A dashboard that tries to show everything shows nothing useful. Design dashboards with a specific audience and context in mind.

  • One question per dashboard. An operations dashboard answers “is the system healthy right now?” A capacity dashboard answers “are we approaching limits?” A business dashboard answers “how is the application being used?” Do not try to answer all three on one screen.
  • Red-amber-green tiles first. Put the most critical status indicators at the top-left where attention goes first. Error rates, availability percentages, and alert summaries should be immediately visible without scrolling.
  • Use relative time ranges. Dashboards pinned with a fixed time range (e.g., “2026-03-01 to 2026-03-31”) become stale immediately. Use relative ranges (last 4 hours, last 24 hours) that are always current.
  • Include context for anomalies. A spike in the error rate chart is more useful when the dashboard also shows deployment markers or linked workbook buttons for drill-down investigation.

Common mistakes

  1. Building dashboards nobody looks at. A dashboard is only useful if someone looks at it. Put dashboards on a wall monitor in the team area, pin them to the Azure portal home page, or embed them in team communication tools. Discoverable dashboards are used dashboards.
  2. Putting raw query results on an operations dashboard.
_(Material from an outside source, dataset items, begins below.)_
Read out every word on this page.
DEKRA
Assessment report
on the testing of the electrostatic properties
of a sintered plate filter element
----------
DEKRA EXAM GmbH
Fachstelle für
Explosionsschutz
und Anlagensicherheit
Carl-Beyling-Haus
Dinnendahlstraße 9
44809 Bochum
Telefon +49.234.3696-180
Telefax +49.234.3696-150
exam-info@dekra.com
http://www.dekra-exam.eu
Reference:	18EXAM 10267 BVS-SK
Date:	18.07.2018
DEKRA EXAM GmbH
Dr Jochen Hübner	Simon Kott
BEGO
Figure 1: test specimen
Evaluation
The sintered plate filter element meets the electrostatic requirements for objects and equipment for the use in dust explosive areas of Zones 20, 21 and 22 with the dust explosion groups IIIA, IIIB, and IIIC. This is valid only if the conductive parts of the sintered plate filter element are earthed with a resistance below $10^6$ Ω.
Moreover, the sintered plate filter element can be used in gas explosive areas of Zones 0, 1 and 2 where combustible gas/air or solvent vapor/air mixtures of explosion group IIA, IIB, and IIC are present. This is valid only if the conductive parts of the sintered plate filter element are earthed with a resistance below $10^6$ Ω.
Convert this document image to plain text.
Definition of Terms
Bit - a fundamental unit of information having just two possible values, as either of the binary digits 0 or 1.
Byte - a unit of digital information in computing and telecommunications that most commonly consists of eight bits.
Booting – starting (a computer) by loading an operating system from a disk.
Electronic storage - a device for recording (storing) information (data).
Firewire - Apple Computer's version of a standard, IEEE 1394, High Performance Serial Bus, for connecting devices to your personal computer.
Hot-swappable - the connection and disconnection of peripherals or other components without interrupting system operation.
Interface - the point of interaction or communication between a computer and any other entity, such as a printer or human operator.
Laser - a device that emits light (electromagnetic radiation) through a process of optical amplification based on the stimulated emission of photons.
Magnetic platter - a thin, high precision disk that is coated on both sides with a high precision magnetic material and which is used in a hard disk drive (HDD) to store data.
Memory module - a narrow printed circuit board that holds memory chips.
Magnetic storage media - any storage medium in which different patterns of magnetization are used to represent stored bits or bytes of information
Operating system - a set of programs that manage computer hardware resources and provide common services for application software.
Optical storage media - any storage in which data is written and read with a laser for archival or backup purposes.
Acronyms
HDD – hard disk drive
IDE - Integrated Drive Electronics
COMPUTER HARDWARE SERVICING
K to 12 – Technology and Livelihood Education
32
A table of 50 log entries on an operations dashboard requires the viewer to read and interpret the data. Use aggregated visualizations — numbers, trend lines, bar charts — for dashboards. Save raw query results for workbooks used during investigation.
  3. Not version-controlling workbook definitions. Workbooks can be exported as JSON. Store them in your infrastructure repository so changes are tracked, reviewable, and deployable via CI/CD alongside your infrastructure code.
  4. Setting dashboards to a fixed 1-hour window. A fixed 1-hour time window in a tile means the tile does not update as time passes — it always shows the same hour. Use relative time ranges for all tiles on operational dashboards.

Frequently asked questions

What is the difference between Azure dashboards and Azure Monitor workbooks?

Azure dashboards are pinned tiles shared across the entire Azure portal. Workbooks are richer, interactive reports built in Azure Monitor that support dynamic parameters, conditional rendering, tabs, and mixed KQL/metrics content. Use dashboards for at-a-glance status boards and workbooks for deep-dive analysis reports.

Can I share a dashboard with someone who does not have an Azure account?

Published dashboards can be shared with anyone in your Azure AD tenant. For external sharing (outside your tenant), you would need to export the dashboard as JSON and import it into their subscription, or use Power BI integration.

Are workbooks free?

Workbooks themselves have no additional cost. The KQL queries they run consume Log Analytics query capacity, but interactive queries within the retention period do not have per-query charges.

Last verified: 19 March 2026 Cloud services change frequently. Verify details against official documentation before making infrastructure decisions.